America’s power industry is likewise taking steps to reduce emissions—partly in response to higher standards, partly due to tax credits and other financial incentives attached to renewables, and partly because of the availability of cheap, cleaner-burning natural gas. The fastest way to reduce emissions sharply would be to stop using coal in generating electricity. The EPA can’t ban the use of coal, and the Supreme Court wouldn’t sign off any such effort. But the market, structured as it is now, is slowly driving coal out of America’s energy mix.

In Drum’s view, the real story here is about how the court views the power of executive agencies to interpret the law:

[T]oday’s ruling is a demonstration of something I’ve mentioned before: When an executive agency modifies the way it interprets a law, it’s a fairly routine affair. Interpretations of federal statutes, especially complex regulatory constructions, are notoriously difficult, and agencies do it all the time. There’s no presidential “lawlessness” or “tyranny” involved, and disputes over these interpretations are routinely resolved by courts. In this case, it was obviously a close call, since the decision was 5-4 and the opinion was long and dense. This is what’s likely to happen in other cases where the Obama administration has interpreted a law in ways that his critics don’t like. If the critics are serious, they’ll go to court, and in some cases they’ll win. In others, they’ll lose. Welcome to the 21st century.

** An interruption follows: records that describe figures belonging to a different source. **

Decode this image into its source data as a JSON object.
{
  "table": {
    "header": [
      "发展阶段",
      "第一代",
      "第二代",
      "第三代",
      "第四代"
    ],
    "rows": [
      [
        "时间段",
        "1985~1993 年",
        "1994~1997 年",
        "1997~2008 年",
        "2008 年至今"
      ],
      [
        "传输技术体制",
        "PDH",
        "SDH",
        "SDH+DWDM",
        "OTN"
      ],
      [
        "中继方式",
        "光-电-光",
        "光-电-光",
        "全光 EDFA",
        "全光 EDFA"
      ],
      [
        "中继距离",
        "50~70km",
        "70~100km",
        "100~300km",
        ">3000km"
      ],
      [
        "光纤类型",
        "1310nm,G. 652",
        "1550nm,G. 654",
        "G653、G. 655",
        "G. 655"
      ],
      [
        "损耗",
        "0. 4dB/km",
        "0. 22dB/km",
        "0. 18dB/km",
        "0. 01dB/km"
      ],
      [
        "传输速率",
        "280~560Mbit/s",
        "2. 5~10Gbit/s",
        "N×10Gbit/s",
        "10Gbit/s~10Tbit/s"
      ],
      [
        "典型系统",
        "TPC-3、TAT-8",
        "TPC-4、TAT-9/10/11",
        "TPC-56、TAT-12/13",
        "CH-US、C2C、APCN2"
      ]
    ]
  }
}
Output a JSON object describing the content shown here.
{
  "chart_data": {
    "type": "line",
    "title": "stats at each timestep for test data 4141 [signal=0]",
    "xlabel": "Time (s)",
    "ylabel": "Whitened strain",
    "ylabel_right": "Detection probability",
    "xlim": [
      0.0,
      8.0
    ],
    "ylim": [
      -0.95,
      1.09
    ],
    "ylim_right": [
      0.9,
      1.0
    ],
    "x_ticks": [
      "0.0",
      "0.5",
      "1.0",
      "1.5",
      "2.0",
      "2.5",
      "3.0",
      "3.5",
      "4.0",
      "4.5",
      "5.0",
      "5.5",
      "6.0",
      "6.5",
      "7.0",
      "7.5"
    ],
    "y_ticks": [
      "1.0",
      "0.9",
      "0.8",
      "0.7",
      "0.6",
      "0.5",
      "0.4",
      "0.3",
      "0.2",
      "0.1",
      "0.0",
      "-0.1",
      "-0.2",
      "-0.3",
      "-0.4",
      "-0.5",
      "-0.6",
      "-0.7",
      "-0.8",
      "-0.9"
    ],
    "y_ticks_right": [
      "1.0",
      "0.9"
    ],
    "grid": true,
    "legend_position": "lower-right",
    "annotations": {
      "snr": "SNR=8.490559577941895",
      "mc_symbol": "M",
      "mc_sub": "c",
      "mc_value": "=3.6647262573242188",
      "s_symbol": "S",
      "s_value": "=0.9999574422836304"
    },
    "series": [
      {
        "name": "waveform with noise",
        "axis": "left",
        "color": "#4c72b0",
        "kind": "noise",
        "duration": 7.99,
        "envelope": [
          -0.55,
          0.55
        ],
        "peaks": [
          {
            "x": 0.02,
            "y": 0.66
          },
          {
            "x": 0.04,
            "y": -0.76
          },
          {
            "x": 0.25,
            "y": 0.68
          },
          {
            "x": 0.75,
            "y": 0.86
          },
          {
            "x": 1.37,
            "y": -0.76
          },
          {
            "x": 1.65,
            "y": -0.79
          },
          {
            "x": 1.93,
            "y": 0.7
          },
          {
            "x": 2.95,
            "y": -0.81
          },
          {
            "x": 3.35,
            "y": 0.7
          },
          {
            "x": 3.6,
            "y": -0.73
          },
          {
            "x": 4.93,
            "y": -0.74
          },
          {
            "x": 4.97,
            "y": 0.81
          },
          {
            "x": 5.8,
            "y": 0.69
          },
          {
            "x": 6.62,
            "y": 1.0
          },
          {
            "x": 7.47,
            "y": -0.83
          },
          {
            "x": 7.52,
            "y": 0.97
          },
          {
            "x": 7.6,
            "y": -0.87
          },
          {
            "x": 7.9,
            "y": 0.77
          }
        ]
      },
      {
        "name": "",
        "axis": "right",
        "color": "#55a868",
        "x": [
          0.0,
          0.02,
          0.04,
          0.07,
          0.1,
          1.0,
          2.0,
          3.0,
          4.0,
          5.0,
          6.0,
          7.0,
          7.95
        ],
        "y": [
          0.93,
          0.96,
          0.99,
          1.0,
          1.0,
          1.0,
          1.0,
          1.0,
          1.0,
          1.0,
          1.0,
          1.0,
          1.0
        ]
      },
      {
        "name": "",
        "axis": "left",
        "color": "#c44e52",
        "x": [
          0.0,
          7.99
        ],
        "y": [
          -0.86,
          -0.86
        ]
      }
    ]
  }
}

Also picking up on that theme, Andrew Grossman looks ahead:

The Court’s decision may be a prelude of more to come. Since the Obama Administration issued its first round of greenhouse gas regulations, it has become even more aggressive in wielding executive power so as to circumvent the need to work with Congress on legislation. That includes recent actions on such issues as immigration, welfare reform, and drug enforcement. It also includes new regulations for greenhouse gas emissions by power plants, proposed just this month, that go beyond traditional plant-level controls to include regulation of electricity usage and demand—that is, to convert EPA into a nationwide electricity regulator.

Today’s decision—as well as one last month by the D.C. Circuit rejecting a nearly identical regulatory gambit by the Federal Energy Regulatory Commission—suggests that this won’t be the last court decision throwing out Obama Administration actions as incompatible with the law.